Questionado sobre uma eventual nova ofensiva, Imad foi direto ao atribuir a responsabilidade à Arábia Saudita, independentemente da facção local utilizada. Citando Abdul Malik al-Houthi, declarou:
“Atacaremos bancos por bancos, o aeroporto de Riad por aeroporto de Sanaa e portos por portos”, caso a via política seja definitivamente bloqueada.

Imad também detalhou a atuação de serviços de inteligência estadunidenses e britânicos, afirmando que foram desmanteladas dez redes de espionagem, três já tornadas públicas, algumas infiltradas em organizações não governamentais ligadas à ONU. “Existe um dossiê enorme que ainda não divulgamos integralmente à imprensa”, disse, apontando Riad como centro de comando dessas operações.
No Mar Vermelho, o dirigente denunciou os planos israelenses como parte de um projeto regional de longo prazo.
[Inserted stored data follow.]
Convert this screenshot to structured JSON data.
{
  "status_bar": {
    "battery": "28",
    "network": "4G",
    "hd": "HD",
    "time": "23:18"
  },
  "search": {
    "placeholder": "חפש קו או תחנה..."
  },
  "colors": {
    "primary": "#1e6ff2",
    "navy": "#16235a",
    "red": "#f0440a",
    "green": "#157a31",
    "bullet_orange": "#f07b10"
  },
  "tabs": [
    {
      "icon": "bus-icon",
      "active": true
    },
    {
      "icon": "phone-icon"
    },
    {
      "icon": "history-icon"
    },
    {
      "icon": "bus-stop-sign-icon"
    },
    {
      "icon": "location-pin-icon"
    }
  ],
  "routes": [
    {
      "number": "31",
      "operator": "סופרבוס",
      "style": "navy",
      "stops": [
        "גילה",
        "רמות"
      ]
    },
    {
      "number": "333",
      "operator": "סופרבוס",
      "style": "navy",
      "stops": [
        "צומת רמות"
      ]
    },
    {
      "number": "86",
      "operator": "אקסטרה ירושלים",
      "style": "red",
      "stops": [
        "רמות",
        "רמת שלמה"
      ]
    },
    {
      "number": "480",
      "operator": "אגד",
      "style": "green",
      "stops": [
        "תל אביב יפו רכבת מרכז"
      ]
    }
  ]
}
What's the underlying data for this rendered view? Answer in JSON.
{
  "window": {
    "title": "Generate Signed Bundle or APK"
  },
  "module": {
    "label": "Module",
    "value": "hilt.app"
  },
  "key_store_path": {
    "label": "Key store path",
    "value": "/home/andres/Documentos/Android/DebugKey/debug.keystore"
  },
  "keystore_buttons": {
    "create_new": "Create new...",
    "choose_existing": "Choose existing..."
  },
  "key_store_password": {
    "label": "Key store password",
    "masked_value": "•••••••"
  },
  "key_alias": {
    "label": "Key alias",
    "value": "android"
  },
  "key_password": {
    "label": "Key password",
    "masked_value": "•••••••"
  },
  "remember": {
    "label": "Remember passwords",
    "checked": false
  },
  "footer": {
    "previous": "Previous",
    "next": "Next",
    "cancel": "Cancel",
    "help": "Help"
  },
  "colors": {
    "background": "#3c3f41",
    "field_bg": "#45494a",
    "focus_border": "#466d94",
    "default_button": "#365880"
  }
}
Segundo ele, o reconhecimento da Somalilândia e a presença militar na Eritreia, em coordenação com os Emirados Árabes Unidos, funcionam como plataformas para futuras guerras, integradas ao desenho do chamado “Novo Oriente Médio” patrocinado por Washington.
Ao encerrar, Imad reiterou a centralidade da unidade das frentes do Eixo da Resistência e enviou um recado direto aos vizinhos do Iêmen. “Apostar nos EUA ou em Israel é uma ilusão mortal”, afirmou, citando Gaza, Iraque e Afeganistão como exemplos. Para ele, enquanto Sanaa resiste, outros países da região estão sendo preparados para se tornarem “presas fáceis” de um projeto imperial que, segundo advertiu, não tem o Iêmen como alvo final.